The quarter saw the launch of the Helios LPG Pool but today’s report did not bring any dividend payment as some analysts had anticipated.

New York-listed Dorian, which will run the buyback programme until December 2016, booked a profit of $13.7m in the three months to the end June 2015.

This marked a swing from the $3.67m in the fiscal first quarter of last year, thanks to fleet growth and a strong market.

Earnings per share hit the tape at $0.24, a penny ahead of what Wall Street had projected.

Prompt employment

John Hadjipateras, chief executive of the shipowner, said in a statement: “We have been able to find prompt employment out of the yard for our newbuildings, which highlights the underlying strength of the VLGC freight market. 

Dorian CEO John Hadjipateras

“The current rate environment and our young fleet have allowed us to generate cash flow ahead of our expectations, and we believe that our board's authorization of a share buyback of up to $100m underscores the board's and management's commitment to increasing shareholder value." 
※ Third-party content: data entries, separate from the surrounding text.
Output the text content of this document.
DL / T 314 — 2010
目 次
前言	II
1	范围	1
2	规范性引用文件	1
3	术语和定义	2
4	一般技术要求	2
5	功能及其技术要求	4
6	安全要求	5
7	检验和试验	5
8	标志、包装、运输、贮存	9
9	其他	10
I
Dorian now has 10 VLGCs on the water and 12 remaining under construction.

Pool making a splash

Revenue reached $20.33m in the three months to the end of June, of which three quarters came from its ships in the Helios LPG Pool. 

In a pre-results note last week, Arctic Securities suggested the quarter would see Dorian introduce a dividend, aided by two major time charters signed since its previous quarterly report. “We continue to see dividend as an important trigger,” analyst Erik Nikolai Stavseth said.

"The company intends following the end of the calendar year in the delivery of the bulk of its newbuildings fleet to review its results and at that time determine if shareholder interest would best be served by special dividend or using funds to pursue strategic opportunities," Hadjipateras said.

BW Group is now a major shareholder in Dorian after it bought shares previously controlled by Scorpio Tankers.